March 21, 2022
There's a question young millennials and Gen Z kids across the Delaware Valley will come to ask one day.
"What was The Vet like?"
Veterans Stadium, a multi-purpose venue that became outdated almost the second it was officially opened, was demolished 18 years ago today:
March 21, 2004: Philadelphia’s Veterans Stadium is imploded. pic.twitter.com/ETt3mst4Et— This Day In Sports Clips (@TDISportsClips) March 21, 2022
When the Eagles didn't have a team with a winning record for their first seven seasons at the Vet, I can't quite fault the fans who braved the elements to watch a disastrous team for being so out for blood. Their quarterback was John Reaves in 1972. He started seven games and lost all of them. He completed 48.2 percent of his passes while throwing for just seven touchdowns against 12 interceptions. If you were going to get away with bringing an entire case of beer into a game, fans might as well have done it if they were going to be treated to that slop on the field.
As a soon-to-be 28-year-old dude, I never saw an Eagles game at the Vet. I've seen probably seen close to 100 at Lincoln Financial Field, but that stadium's atmosphere isn't in the same universe as what went on at the Vet. My father, an animated South Philly union worker who passed on his crazed love of sports to me, wouldn't take me to a Birds game there.

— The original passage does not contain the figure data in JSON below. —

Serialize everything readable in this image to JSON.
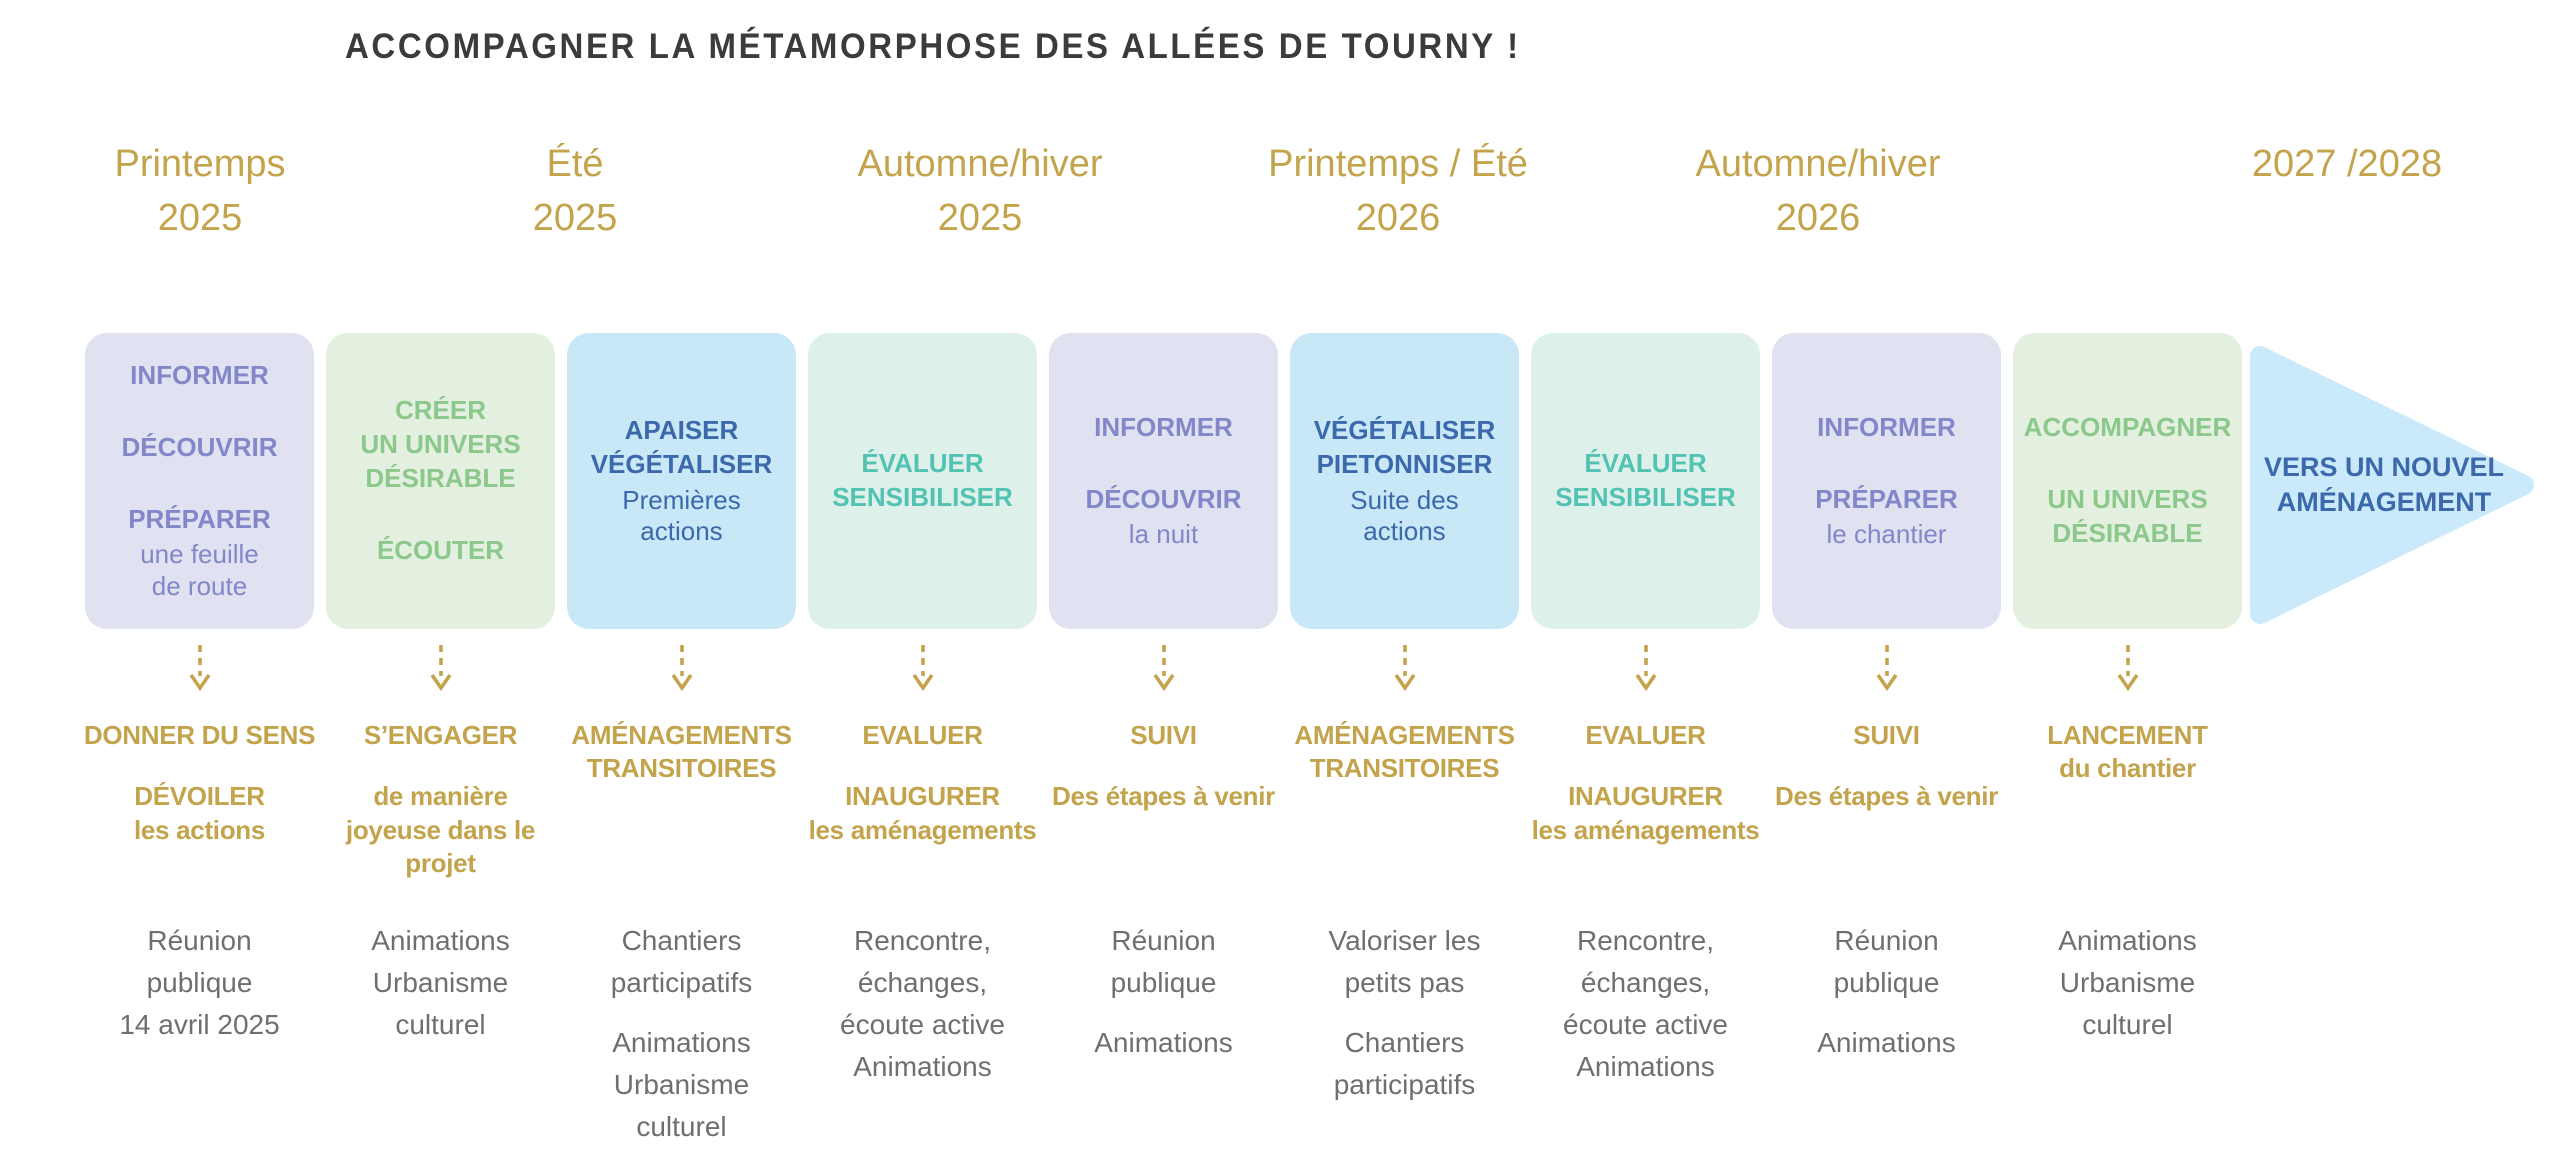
{
  "title": "ACCOMPAGNER LA MÉTAMORPHOSE DES ALLÉES DE TOURNY !",
  "colors": {
    "gold": "#C3A44C",
    "gray": "#6F6F6F",
    "title": "#3B3B3B",
    "arrow_bg": "#CAE9FA",
    "arrow_fg": "#3C68AC"
  },
  "themes": {
    "lavender": {
      "bg": "#E1E2F1",
      "fg": "#8187C8"
    },
    "green": {
      "bg": "#E3EFDF",
      "fg": "#8BC88B"
    },
    "blue": {
      "bg": "#C8E8F7",
      "fg": "#3C68AC"
    },
    "teal": {
      "bg": "#DDF0EA",
      "fg": "#52C2B3"
    }
  },
  "periods": [
    {
      "label": "Printemps\n2025"
    },
    {
      "label": "Été\n2025"
    },
    {
      "label": "Automne/hiver\n2025"
    },
    {
      "label": "Printemps / Été\n2026"
    },
    {
      "label": "Automne/hiver\n2026"
    },
    {
      "label": "2027 /2028"
    }
  ],
  "columns": [
    {
      "theme": "lavender",
      "box": [
        {
          "b": "INFORMER"
        },
        {
          "b": "DÉCOUVRIR"
        },
        {
          "b": "PRÉPARER",
          "n": "une feuille\nde route"
        }
      ],
      "gold": [
        {
          "h": "DONNER DU SENS"
        },
        {
          "h": "DÉVOILER",
          "s": "les actions"
        }
      ],
      "gray": [
        "Réunion\npublique\n14 avril 2025"
      ]
    },
    {
      "theme": "green",
      "box": [
        {
          "b": "CRÉER\nUN UNIVERS\nDÉSIRABLE"
        },
        {
          "b": "ÉCOUTER"
        }
      ],
      "gold": [
        {
          "h": "S’ENGAGER"
        },
        {
          "s": "de manière\njoyeuse dans le\nprojet"
        }
      ],
      "gray": [
        "Animations\nUrbanisme\nculturel"
      ]
    },
    {
      "theme": "blue",
      "box": [
        {
          "b": "APAISER\nVÉGÉTALISER",
          "n": "Premières\nactions"
        }
      ],
      "gold": [
        {
          "h": "AMÉNAGEMENTS\nTRANSITOIRES"
        }
      ],
      "gray": [
        "Chantiers\nparticipatifs",
        "Animations\nUrbanisme\nculturel"
      ]
    },
    {
      "theme": "teal",
      "box": [
        {
          "b": "ÉVALUER\nSENSIBILISER"
        }
      ],
      "gold": [
        {
          "h": "EVALUER"
        },
        {
          "h": "INAUGURER",
          "s": "les aménagements"
        }
      ],
      "gray": [
        "Rencontre,\néchanges,\nécoute active\nAnimations"
      ]
    },
    {
      "theme": "lavender",
      "box": [
        {
          "b": "INFORMER"
        },
        {
          "b": "DÉCOUVRIR",
          "n": "la nuit"
        }
      ],
      "gold": [
        {
          "h": "SUIVI"
        },
        {
          "s": "Des étapes à venir"
        }
      ],
      "gray": [
        "Réunion\npublique",
        "Animations"
      ]
    },
    {
      "theme": "blue",
      "box": [
        {
          "b": "VÉGÉTALISER\nPIETONNISER",
          "n": "Suite des\nactions"
        }
      ],
      "gold": [
        {
          "h": "AMÉNAGEMENTS\nTRANSITOIRES"
        }
      ],
      "gray": [
        "Valoriser les\npetits pas",
        "Chantiers\nparticipatifs"
      ]
    },
    {
      "theme": "teal",
      "box": [
        {
          "b": "ÉVALUER\nSENSIBILISER"
        }
      ],
      "gold": [
        {
          "h": "EVALUER"
        },
        {
          "h": "INAUGURER",
          "s": "les aménagements"
        }
      ],
      "gray": [
        "Rencontre,\néchanges,\nécoute active\nAnimations"
      ]
    },
    {
      "theme": "lavender",
      "box": [
        {
          "b": "INFORMER"
        },
        {
          "b": "PRÉPARER",
          "n": "le chantier"
        }
      ],
      "gold": [
        {
          "h": "SUIVI"
        },
        {
          "s": "Des étapes à venir"
        }
      ],
      "gray": [
        "Réunion\npublique",
        "Animations"
      ]
    },
    {
      "theme": "green",
      "box": [
        {
          "b": "ACCOMPAGNER"
        },
        {
          "b": "UN UNIVERS\nDÉSIRABLE"
        }
      ],
      "gold": [
        {
          "h": "LANCEMENT",
          "s": "du chantier"
        }
      ],
      "gray": [
        "Animations\nUrbanisme\nculturel"
      ]
    }
  ],
  "arrow": {
    "label": "VERS UN NOUVEL\nAMÉNAGEMENT"
  }
}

The man who made it clear that Cowboys fans were the lowest of the low in the Philly region even thought the action went way overboard in the no man's land of the Vet.
"Oh, jeez." My dad says when I called him to see what the Vet was like for Eagles games. "The best part about the Vet is that everyone hated to come. Every opponent hated to come here. I was glad it went at the end. The 700 level? I could never take a kid there. It was nasty."
I remember waking up and heading towards the Sports Complex on that day in March 2004 to see the stadium I had known my whole life implode. Would any other city treat the demolition of a decrepit stadium as if it was a Spring Fling darty? It was only right that the ultimate party stadium in sports went down with the party of the year. Anything to have an excuse to drink before noon in South Philly, right?
It feels fitting that after the Vet finally went by the wayside, both the Eagles and Phillies experienced the highest highs in franchise history. The Eagles made the Super Bowl that upcoming season. About a dozen or so years later, they brought the Lombardi Trophy home. The Phillies made five consecutive playoff berths from 2007-2011, hosting two World Series and winning one.
A building that saw so many losses gave way to a period of Philly sports rebirth. The years of disappointment and irrelevance that made those eventual triumphs so special were forged at the Vet. Let it stand as a place that was simultaneously disgusting and glorious.